Superlega nel 2025. Bernd Reichart, amministratore delegato (CEO) di A22, la società promotrice della Super League, ha confermato alla rivista tedesca Kicker che si stanno attivando per lanciare la nuova competizione. Fonti dell'organizzazione hanno invece rivelato al quotidiano spagnolo AS che l'intenzione è di iniziare nel settembre 2025. È una uscita onestamente sorprendente, anche per le tempistiche, a pochi giorni dal ritorno della Juventus nell’ECA, e che per ora merita a mio giudizio solo una nota a margine in attesa di capire se sarà possibile approfondire ulteriormente.
Non solo Thatcher. L’amministratore delegato della Serie A, Luigi De Siervo, in una intervista a Calcio e Finanza ha meglio precisato il suo pensiero sulla necessità di una “Riforma Tatcher” in Italia.

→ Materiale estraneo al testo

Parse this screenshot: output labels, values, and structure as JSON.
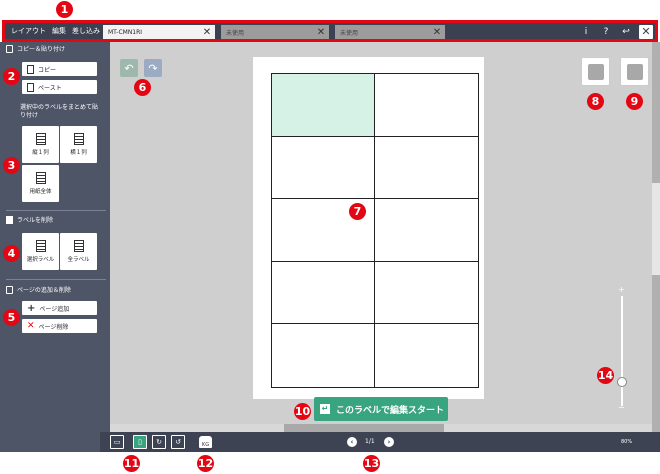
{
  "app": {
    "menu": [
      "レイアウト",
      "編集",
      "差し込み"
    ],
    "tabs": [
      {
        "label": "MT-CMN1RI"
      },
      {
        "label": "未使用"
      },
      {
        "label": "未使用"
      }
    ],
    "top_icons": [
      "info-icon",
      "help-icon",
      "undo-back-icon",
      "close-icon"
    ],
    "top_icon_glyphs": {
      "info": "i",
      "help": "?",
      "back": "↩",
      "close": "✕"
    }
  },
  "sidebar": {
    "copy_section": {
      "title": "コピー＆貼り付け",
      "copy": "コピー",
      "paste": "ペースト"
    },
    "bulk_section": {
      "title": "選択中のラベルをまとめて貼り付け",
      "row": "縦１列",
      "col": "横１列",
      "all": "用紙全体"
    },
    "delete_section": {
      "title": "ラベルを削除",
      "selected": "選択ラベル",
      "all": "全ラベル"
    },
    "page_section": {
      "title": "ページの追加＆削除",
      "add": "ページ追加",
      "delete": "ページ削除"
    }
  },
  "canvas": {
    "start_button": "このラベルで編集スタート",
    "label_cells": 10,
    "active_cell": 0
  },
  "bottom": {
    "page_text": "1/1",
    "zoom": "80%",
    "kg_label": "KG"
  },
  "callouts": [
    "1",
    "2",
    "3",
    "4",
    "5",
    "6",
    "7",
    "8",
    "9",
    "10",
    "11",
    "12",
    "13",
    "14"
  ],
  "colors": {
    "accent": "#39a580",
    "callout": "#e30613",
    "sidebar": "#4e5567",
    "topbar": "#3b4150"
  }
}
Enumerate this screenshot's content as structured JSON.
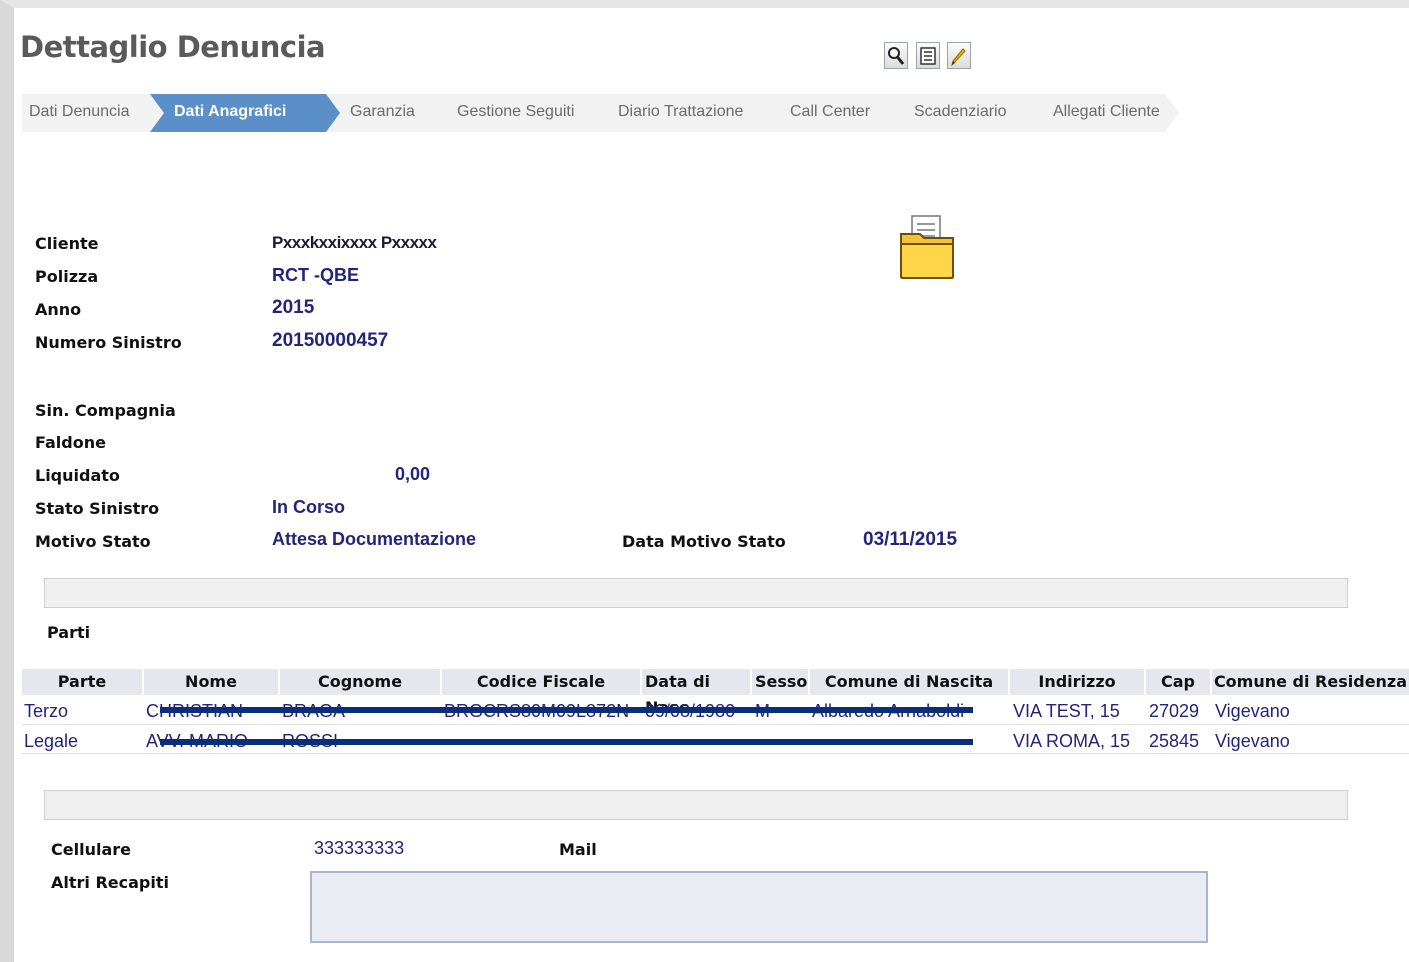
{
  "page": {
    "title": "Dettaglio Denuncia"
  },
  "toolbar": {
    "icons": [
      "search-icon",
      "list-icon",
      "edit-pencil-icon"
    ]
  },
  "tabs": [
    {
      "label": "Dati Denuncia",
      "active": false
    },
    {
      "label": "Dati Anagrafici",
      "active": true
    },
    {
      "label": "Garanzia",
      "active": false
    },
    {
      "label": "Gestione Seguiti",
      "active": false
    },
    {
      "label": "Diario Trattazione",
      "active": false
    },
    {
      "label": "Call Center",
      "active": false
    },
    {
      "label": "Scadenziario",
      "active": false
    },
    {
      "label": "Allegati Cliente",
      "active": false
    }
  ],
  "claim": {
    "cliente_label": "Cliente",
    "cliente_value": "Pxxxkxxixxxx Pxxxxx",
    "polizza_label": "Polizza",
    "polizza_value": "RCT -QBE",
    "anno_label": "Anno",
    "anno_value": "2015",
    "numero_label": "Numero Sinistro",
    "numero_value": "20150000457",
    "sin_compagnia_label": "Sin. Compagnia",
    "faldone_label": "Faldone",
    "liquidato_label": "Liquidato",
    "liquidato_value": "0,00",
    "stato_label": "Stato Sinistro",
    "stato_value": "In Corso",
    "motivo_label": "Motivo Stato",
    "motivo_value": "Attesa Documentazione",
    "data_motivo_label": "Data Motivo Stato",
    "data_motivo_value": "03/11/2015"
  },
  "parti": {
    "title": "Parti",
    "columns": [
      "Parte",
      "Nome",
      "Cognome",
      "Codice Fiscale",
      "Data di Nasc",
      "Sesso",
      "Comune di Nascita",
      "Indirizzo",
      "Cap",
      "Comune di Residenza"
    ],
    "rows": [
      [
        "Terzo",
        "CHRISTIAN",
        "BRAGA",
        "BRGCRS80M09L872N",
        "09/08/1980",
        "M",
        "Albaredo Arnaboldi",
        "VIA TEST, 15",
        "27029",
        "Vigevano"
      ],
      [
        "Legale",
        "AVV. MARIO",
        "ROSSI",
        "",
        "",
        "",
        "",
        "VIA ROMA, 15",
        "25845",
        "Vigevano"
      ]
    ]
  },
  "contatti": {
    "cellulare_label": "Cellulare",
    "cellulare_value": "333333333",
    "mail_label": "Mail",
    "altri_label": "Altri Recapiti"
  },
  "colors": {
    "accent_tab": "#5b8fc7",
    "value_text": "#24247a",
    "redaction": "#0b2d7a"
  }
}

Dovendo usare uno slogan potremmo dire che in Italia abbiamo bisogno sia della riforma Thatcher (Public Order Act 1986), per estirpare la parte criminale del tifo, sia del “Rapporto Taylor” per responsabilizzare i nostri Club spingendoli ad ammodernare gli stadi con strumenti innovativi che consentano di “espellere” chirurgicamente i violenti.
Bastone e carota, quindi. Io ne avevo parlato in “Ultras, narrazione di un fenomeno tutto italiano”.
Arbitri verso il voto. Storiesport di Michele Spiezia descrive clima all'interno dell'Associazione Italiana Arbitri (AIA) in vista delle prossime elezioni. Lo scontro è tra Antonio Zappi e Paolo Dondarini. Trattative in corso, in cui la riforma più significativa riguarda l'introduzione del suffragio universale, che permetterà a tutti gli arbitri maggiorenni di votare, invece dei soli delegati e presidenti di sezione. La rivoluzione sostenuta da Orsato e Rocchi, potrebbe rimescolare le carte e favorire il cambiamento ai vertici dell'associazione
Outro.
Belgio, scouting e hi-tech.
La Pro League belga ha annunciato un'importante iniziativa tecnologica per migliorare l'analisi tattica e il monitoraggio dei giocatori.
Dal 2025, verranno introdotte tecnologie per il tracciamento dettagliato dei movimenti dei giocatori e la raccolta avanzata di dati dalle squadre giovanili dall’Under13 in su.
Queste innovazioni, supportate da società come GeniusIQ e SciSports, miglioreranno l’intera filiera calcistica nazionale e centralizzeranno i dati su una piattaforma accessibile a club e broadcaster.
C’è un’importante presa di coscienza e definizione di identità in queste scelte.
Lo spiega bene il CEO della Pro League, Lorin Parys:
Se non sei il più grande, devi cercare di essere il più intelligente.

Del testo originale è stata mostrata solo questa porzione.